Clinical utility of hereditary cancer panel testing: Impact of PALB2, ATM, CHEK2, NBN, BRIP1, RAD51C, and RAD51D results on patient management and adherence to provider recommendations

Abstract

Background: Although management guidelines exist for several genes associated with a 2-fold to 5-fold increase in the relative risk for certain cancers, the value of testing for them remains controversial.

Methods: De-identified personal and family history data for 654 individuals with pathogenic variants (PVs) in PALB2, ATM, CHEK2, NBN, BRIP1, RAD51C, and/or RAD51D were analyzed for pretest and post-test candidacy for guideline-recommended management of cancer risk. These individuals were invited to complete a survey about provider recommendations and their adherence.

Results: Twenty-four percent of CHEK2, ATM, PALB2, or NBN PV carriers were appropriate for consideration of annual breast magnetic resonance imaging screening before genetic testing, with the remaining 76% appropriate only after testing. No BRIP1, RAD51C, or RAD51D PV carriers were appropriate for consideration of risk-reducing salpingo-oophorectomy before genetic testing; 100% were appropriate only after testing. Seventeen percent of CHEK2 PV carriers were appropriate for earlier and more frequent colonoscopy before genetic testing, with the remaining 83% appropriate only after testing. Provider recommendations for annual breast magnetic resonance imaging, consideration of risk-reducing salpingo-oophorectomy, and earlier and more frequent colonoscopy were reported by 42%, 26%, and 66% of breast, ovarian, and colorectal cancer risk PV carriers, respectively, before genetic testing, versus 82%, 79%, and 81%, respectively, after testing. Nearly all respondents had planned or undertaken provider-recommended management.

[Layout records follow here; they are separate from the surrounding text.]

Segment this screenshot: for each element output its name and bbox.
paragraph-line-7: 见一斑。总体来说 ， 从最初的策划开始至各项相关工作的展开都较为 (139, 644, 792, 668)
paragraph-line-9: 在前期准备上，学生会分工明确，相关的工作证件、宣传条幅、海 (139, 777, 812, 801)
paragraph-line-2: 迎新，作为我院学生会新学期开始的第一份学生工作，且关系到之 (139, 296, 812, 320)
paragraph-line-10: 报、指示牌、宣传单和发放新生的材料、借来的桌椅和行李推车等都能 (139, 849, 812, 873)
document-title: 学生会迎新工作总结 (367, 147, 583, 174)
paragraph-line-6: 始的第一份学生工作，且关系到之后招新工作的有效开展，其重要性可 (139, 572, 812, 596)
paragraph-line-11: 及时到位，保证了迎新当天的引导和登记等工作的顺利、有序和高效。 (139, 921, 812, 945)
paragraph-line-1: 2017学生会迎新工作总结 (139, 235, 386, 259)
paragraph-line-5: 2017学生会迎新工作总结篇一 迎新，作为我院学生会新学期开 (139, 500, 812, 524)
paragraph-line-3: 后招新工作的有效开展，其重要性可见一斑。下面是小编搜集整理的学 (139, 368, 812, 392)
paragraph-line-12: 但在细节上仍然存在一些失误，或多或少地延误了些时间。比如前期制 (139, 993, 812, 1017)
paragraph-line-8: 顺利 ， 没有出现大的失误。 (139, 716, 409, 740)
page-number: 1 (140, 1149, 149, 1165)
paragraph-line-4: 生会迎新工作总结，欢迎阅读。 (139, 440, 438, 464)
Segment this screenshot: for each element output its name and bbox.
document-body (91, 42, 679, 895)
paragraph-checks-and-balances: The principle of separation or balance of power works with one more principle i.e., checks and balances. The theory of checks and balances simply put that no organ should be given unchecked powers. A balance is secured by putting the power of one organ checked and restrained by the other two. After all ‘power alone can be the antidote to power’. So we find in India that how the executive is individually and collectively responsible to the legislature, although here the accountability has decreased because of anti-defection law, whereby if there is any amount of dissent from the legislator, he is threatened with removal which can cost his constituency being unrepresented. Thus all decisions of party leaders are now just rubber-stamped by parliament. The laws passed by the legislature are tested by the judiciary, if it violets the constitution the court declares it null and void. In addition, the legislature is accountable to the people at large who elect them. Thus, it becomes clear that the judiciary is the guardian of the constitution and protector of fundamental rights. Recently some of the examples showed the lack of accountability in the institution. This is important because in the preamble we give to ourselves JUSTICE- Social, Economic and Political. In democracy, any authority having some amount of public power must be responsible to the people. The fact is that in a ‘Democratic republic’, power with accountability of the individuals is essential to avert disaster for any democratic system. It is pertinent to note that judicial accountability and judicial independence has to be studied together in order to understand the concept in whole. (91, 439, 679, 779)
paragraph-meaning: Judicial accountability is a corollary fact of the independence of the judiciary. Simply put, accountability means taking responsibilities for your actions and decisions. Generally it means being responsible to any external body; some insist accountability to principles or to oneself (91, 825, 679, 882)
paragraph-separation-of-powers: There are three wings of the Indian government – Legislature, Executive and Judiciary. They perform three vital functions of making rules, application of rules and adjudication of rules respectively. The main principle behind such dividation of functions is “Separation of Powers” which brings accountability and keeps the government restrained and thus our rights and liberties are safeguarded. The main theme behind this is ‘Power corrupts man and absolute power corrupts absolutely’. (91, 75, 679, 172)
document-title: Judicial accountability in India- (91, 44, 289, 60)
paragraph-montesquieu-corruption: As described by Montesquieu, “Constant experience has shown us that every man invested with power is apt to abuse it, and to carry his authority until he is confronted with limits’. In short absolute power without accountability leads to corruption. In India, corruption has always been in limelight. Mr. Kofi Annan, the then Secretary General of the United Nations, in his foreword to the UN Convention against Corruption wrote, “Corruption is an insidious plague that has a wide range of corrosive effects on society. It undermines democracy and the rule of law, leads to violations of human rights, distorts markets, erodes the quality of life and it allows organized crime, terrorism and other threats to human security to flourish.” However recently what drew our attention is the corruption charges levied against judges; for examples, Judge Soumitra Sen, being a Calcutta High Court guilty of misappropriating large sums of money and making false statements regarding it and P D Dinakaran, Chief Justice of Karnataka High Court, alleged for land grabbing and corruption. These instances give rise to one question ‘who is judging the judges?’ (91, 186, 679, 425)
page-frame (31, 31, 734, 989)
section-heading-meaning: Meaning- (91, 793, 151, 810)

Conclusions: Testing for PALB2, ATM, CHEK2, NBN, BRIP1, RAD51C, and RAD51D changed management for those carrying PVs. Provider recommendations were aligned with guidelines, and patients adhered to recommendations, both of which are critical for reducing both long-term cancer morbidity and mortality.

Keywords: breast cancer; cancer risk; colorectal cancer; hereditary cancer; ovarian cancer.

Figure 1

The study design is illustrated. The Myriad Women's Health's internal database was queried for individuals who tested positive for a pathogenic variant (PV) in PALB2, ATM, CHEK2, NBN, BRIP1, RAD51C, and/or RAD51D. Management recommendations were retrospectively applied before and after genetic testing to the 654 individuals with PVs (blue box). All 654 individuals with PVs and 2 batches of 500 randomly selected individuals from more than 10,000 who tested negative for any variant ordered by their physician were invited to respond to the survey (yellow boxes). For PV‐negative individuals, survey access was disabled after 150 had completed it. One PV‐negative individual's responses were not used after it was found that they did not meet the qualification criteria.

Figure 2

Guideline‐consistent management recommended by providers, as reported by pathogenic or likely pathogenic variant (PV)‐positive and PV‐negative patients, both before (light purple bars) and after (dark purple bars) genetic testing, is illustrated. An asterisk indicates a significant difference in the proportion of patients reporting a provider management recommendation pregenetic testing and postgenetic testing (P < .05). MRI indicates magnetic resonance imaging; RRSO, risk‐reducing salpingo‐oophorectomy.

Figure 3

Adherence to provider‐recommended management, as reported by pathogenic or likely pathogenic variant (PV)‐positive individuals, is illustrated. Bars indicate that patients have already undergone the recommended management (dark purple bars), plan to undergo the recommended management in the future (medium purple bars), or do not plan to undergo the recommended management (light purple bars). MRI indicates magnetic resonance imaging; RRSO, risk‐reducing salpingo‐oophorectomy.